Profesor titular en el departamento de Didáctica y Organización Escolar de la facultad de Educación de la Universidad de Málaga

No soy especialmente partidario de las pruebas y evaluaciones internacionales. Su lógica -profundamente tecnocrática y neoliberal- reduce la educación a aquello que puede medirse, y con ello, empobrece su sentido. Más que herramientas para comprender la realidad educativa, se convierten en instrumentos que la distorsionan: simplifican los fenómenos, jerarquizan sistemas y, sobre todo, alimentan la batalla cultural. Cada nuevo informe se usa como munición para reforzar posiciones: el relato del apocalipsis educativo o el del éxito sistémico. A veces pienso que esa es, en realidad, su verdadera función: legitimar posiciones.  

TALIS 2024 no es una excepción. Sin embargo, más allá de los titulares apocalípticos o de éxito, lo que el informe revela -si se leen los datos en relación- es la persistencia de un modelo tecnocrático y burocrático que impide al sistema evolucionar hacia una escuela realmente inclusiva y pedagógicamente coherente.  

España presenta una de las tasas más altas de satisfacción docente de Europa, acompañada de niveles de estrés inusualmente bajos. Pero esta aparente estabilidad no refleja bienestar profesional, sino una desmovilización del profesorado y una inercia institucional profunda. Se enseña con autonomía formal, pero sin autonomía real; con libertad para decidir métodos, pero sin capacidad para cuestionar estructuras. En la práctica, la autonomía se vive como carga individual bajo apariencia de libertad. 

Del mismo modo, la colaboración se reduce a la coordinación burocrática: compartir materiales, ajustar criterios, cumplir con la norma. Falta tiempo, reconocimiento y estructura para una cooperación profunda. Los centros educativos funcionan como pequeñas islas regidas por la lógica administrativa, más que por proyectos educativos compartidos de la comunidad.  

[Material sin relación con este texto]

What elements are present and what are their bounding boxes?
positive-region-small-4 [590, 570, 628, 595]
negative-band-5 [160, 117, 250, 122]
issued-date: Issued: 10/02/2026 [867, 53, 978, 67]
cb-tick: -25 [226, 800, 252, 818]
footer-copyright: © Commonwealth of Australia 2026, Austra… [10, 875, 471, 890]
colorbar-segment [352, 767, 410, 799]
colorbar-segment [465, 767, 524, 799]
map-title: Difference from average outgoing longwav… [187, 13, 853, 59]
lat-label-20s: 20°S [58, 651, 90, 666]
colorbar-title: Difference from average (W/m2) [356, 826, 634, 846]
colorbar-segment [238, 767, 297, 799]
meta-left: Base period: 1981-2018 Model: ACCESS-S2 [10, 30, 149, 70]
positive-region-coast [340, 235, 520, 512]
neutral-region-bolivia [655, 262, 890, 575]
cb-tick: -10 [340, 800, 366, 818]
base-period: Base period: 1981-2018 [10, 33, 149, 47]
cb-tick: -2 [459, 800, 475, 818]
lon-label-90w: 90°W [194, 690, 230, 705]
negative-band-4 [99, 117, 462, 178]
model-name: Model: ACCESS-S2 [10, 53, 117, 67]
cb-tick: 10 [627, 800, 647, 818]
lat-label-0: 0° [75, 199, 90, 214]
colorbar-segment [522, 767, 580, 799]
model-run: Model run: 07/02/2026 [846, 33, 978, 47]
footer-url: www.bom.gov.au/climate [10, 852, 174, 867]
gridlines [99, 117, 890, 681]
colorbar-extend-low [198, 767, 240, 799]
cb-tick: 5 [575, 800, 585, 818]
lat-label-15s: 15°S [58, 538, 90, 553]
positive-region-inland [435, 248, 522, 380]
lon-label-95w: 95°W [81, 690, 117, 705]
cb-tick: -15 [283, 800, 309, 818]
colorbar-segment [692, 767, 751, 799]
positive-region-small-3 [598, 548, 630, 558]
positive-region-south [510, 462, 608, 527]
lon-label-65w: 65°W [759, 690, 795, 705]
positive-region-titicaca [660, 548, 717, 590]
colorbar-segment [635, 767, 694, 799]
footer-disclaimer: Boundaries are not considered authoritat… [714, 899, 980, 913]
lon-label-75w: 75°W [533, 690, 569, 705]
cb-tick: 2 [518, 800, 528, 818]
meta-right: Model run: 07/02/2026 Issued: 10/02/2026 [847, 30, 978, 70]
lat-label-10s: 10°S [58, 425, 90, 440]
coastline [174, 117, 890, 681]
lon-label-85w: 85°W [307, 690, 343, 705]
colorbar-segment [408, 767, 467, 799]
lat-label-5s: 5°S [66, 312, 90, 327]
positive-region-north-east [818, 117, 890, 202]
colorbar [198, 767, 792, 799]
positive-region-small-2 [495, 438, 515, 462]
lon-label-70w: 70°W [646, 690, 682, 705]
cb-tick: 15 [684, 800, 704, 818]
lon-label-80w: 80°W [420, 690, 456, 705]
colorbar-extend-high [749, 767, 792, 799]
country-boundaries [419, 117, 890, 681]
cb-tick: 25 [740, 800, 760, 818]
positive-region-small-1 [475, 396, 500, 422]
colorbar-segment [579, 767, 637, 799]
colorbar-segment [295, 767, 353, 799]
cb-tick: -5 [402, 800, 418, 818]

Este panorama dibuja un profesorado atrapado entre dos fuerzas opuestas: la presión por adaptarse a las nuevas exigencias de la escuela y la ausencia de un marco estructural que sostenga ese cambio. Se le exige creatividad, adaptabilidad y compromiso, pero se le ofrece un sistema diseñado para la obediencia técnica y burocrática. No sorprende, por tanto, que aumenten los discursos reaccionarios entre la parte del profesorado cuya identidad profesional –basada en la instrucción disciplinar y en una educación selectiva– entra en conflicto con una escuela comprensiva e inclusiva. 

El núcleo del problema está en la propia arquitectura del sistema, heredera de una larga tradición de ingeniería curricular: un modelo que organiza la educación en torno a objetivos, estándares e indicadores, donde el aprendizaje se confunde con el cumplimiento y la calidad con la gestión tecnocrática. Este enfoque permea toda la cultura escolar, desde la formación inicial del profesorado hasta la inspección educativa. 

La consecuencia es una escuela que moderniza su lenguaje, pero no sus fundamentos. Se incorporan metodologías activas y discursos sobre innovación, pero dentro de los mismos marcos de tiempo, currículo y evaluación que hace décadas. Es un cambio de envoltorio más que de lógica: cambian los lenguajes, pero rara vez las prácticas. 

Más allá de las lecturas apocalípticas o triunfalistas, TALIS 2024 pone de manifiesto algo esencial: el profesorado no es el problema, sino la víctima de un sistema que le exige ser pedagógicamente creativo en un entorno estructuralmente tecnocrático y burocrático. Pero también es el punto de partida de cualquier cambio posible. Reconstruir su identidad profesional sobre bases pedagógicas sólidas, colaborativas y coherentes con el sentido inclusivo de la escuela es la única vía real de transformación.  

Mientras no entendamos que la educación no se transforma por decreto ley, sino por coherencia sistémica –y por la reconstrucción del oficio docente en esa coherencia–, seguiremos cambiando los papeles sin cambiar la realidad escolar.